Had he forgotten Chade's existence? I wondered, and then realized that Kettricken knew nothing of Chade. He must have known I would function as a go-between. Inside myself, I felt Verity's agreement. Chade. In the shadows as always.
"Think with me again," she bade me. "What will happen next?"
She was right. This was not an isolated instance.
"We will have visitors. The Duke of Bearns and his lesser nobles. Duke Brawndy is not a man to send emissaries on a mission like that. He will come himself and he will demand answers. And all the Coastal Dukes will be listening to what is said to him. His coast is the most exposed of all, save that of Buck itself."
"Then we must have answers worth hearing," Kettricken declared. She closed her eyes. She set her hands to her forehead for a moment, then pressed her own cheeks. I realized how great a control she was keeping. Dignity, she was telling herself, calm and rationality. She took a breath and looked at me again. "I go to see King Shrewd," she announced. "I shall ask him about everything. This whole situation. I shall ask him what he intends to do. He is the King. His position must be affirmed to him."
"I think that is a wise decision," I told her.
"I must go alone. If you go with me, if you are always at my side, it will make me appear weak. It may give rise to rumors of a schism in the reign. You understand this?"
"I do." Though I longed to hear for myself what Shrewd might say to her.

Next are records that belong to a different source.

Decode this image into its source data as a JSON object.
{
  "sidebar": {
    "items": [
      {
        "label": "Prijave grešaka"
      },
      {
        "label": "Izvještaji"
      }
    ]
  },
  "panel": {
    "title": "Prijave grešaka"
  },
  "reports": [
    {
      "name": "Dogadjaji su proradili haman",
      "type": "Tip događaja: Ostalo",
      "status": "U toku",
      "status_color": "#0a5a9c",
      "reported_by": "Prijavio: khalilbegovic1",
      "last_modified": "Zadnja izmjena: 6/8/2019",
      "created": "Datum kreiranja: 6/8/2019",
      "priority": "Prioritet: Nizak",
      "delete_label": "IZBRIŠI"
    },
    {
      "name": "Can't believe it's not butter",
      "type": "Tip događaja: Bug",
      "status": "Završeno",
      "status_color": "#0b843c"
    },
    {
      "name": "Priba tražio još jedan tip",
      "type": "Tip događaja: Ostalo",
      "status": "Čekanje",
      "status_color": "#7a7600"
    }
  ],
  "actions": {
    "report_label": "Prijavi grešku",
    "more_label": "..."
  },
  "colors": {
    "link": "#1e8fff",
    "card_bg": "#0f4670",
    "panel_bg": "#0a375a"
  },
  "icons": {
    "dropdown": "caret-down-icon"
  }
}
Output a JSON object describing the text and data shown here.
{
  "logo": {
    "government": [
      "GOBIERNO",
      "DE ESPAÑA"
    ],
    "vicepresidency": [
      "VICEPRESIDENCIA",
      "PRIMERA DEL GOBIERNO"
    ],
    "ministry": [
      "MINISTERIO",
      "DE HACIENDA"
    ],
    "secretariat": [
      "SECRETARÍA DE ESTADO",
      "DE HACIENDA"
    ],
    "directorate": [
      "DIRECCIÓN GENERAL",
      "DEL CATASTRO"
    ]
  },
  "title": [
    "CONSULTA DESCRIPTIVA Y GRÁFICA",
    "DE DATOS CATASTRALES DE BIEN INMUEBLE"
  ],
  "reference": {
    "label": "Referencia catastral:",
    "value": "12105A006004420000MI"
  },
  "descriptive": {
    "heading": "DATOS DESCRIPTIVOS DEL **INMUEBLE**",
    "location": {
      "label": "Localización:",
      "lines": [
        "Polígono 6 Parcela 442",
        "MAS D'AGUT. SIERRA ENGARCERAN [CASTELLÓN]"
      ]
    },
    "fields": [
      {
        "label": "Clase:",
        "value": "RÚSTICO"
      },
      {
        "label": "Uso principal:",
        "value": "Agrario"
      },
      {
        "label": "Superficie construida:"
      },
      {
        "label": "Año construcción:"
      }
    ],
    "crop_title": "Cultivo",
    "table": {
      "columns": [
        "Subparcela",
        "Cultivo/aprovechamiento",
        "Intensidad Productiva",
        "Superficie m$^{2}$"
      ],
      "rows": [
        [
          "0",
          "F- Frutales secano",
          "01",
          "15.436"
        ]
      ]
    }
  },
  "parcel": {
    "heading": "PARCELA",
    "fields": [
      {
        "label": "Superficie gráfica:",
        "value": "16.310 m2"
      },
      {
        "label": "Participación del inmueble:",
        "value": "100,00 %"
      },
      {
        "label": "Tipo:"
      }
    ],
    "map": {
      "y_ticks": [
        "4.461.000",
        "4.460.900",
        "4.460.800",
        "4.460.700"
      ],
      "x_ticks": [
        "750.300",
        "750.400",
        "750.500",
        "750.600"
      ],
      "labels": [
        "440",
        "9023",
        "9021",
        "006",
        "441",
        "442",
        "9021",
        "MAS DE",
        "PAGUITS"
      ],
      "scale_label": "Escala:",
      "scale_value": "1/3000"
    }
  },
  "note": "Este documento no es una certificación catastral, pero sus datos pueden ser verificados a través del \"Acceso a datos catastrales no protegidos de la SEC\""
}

She gestured at the maps and items I had sorted onto a table. "You have a safe place for those?"
Chade's chambers. "I do."
"Good." She gestured with a hand, and I realized I was still blocking her from the door. I stepped aside. As she swept past me her mountainsweet scent engulfed me for a moment. My knees went weak, and I cursed the fate that sent emeralds to rebuild houses when they should have girdled that graceful throat. But I knew, too, with a fierce pride, that if I set them in her hands this moment, she would insist they be spent for Ferry. I slipped them into a pocket. Perhaps she would be able to rouse King Shrewd's wrath, and he would rattle the coin loose from Regal's pocket. Perhaps, when I returned, these emeralds could still clasp that warm skin.
If Kettricken had looked back, she would have seen the Fitz blushing with her husband's thoughts.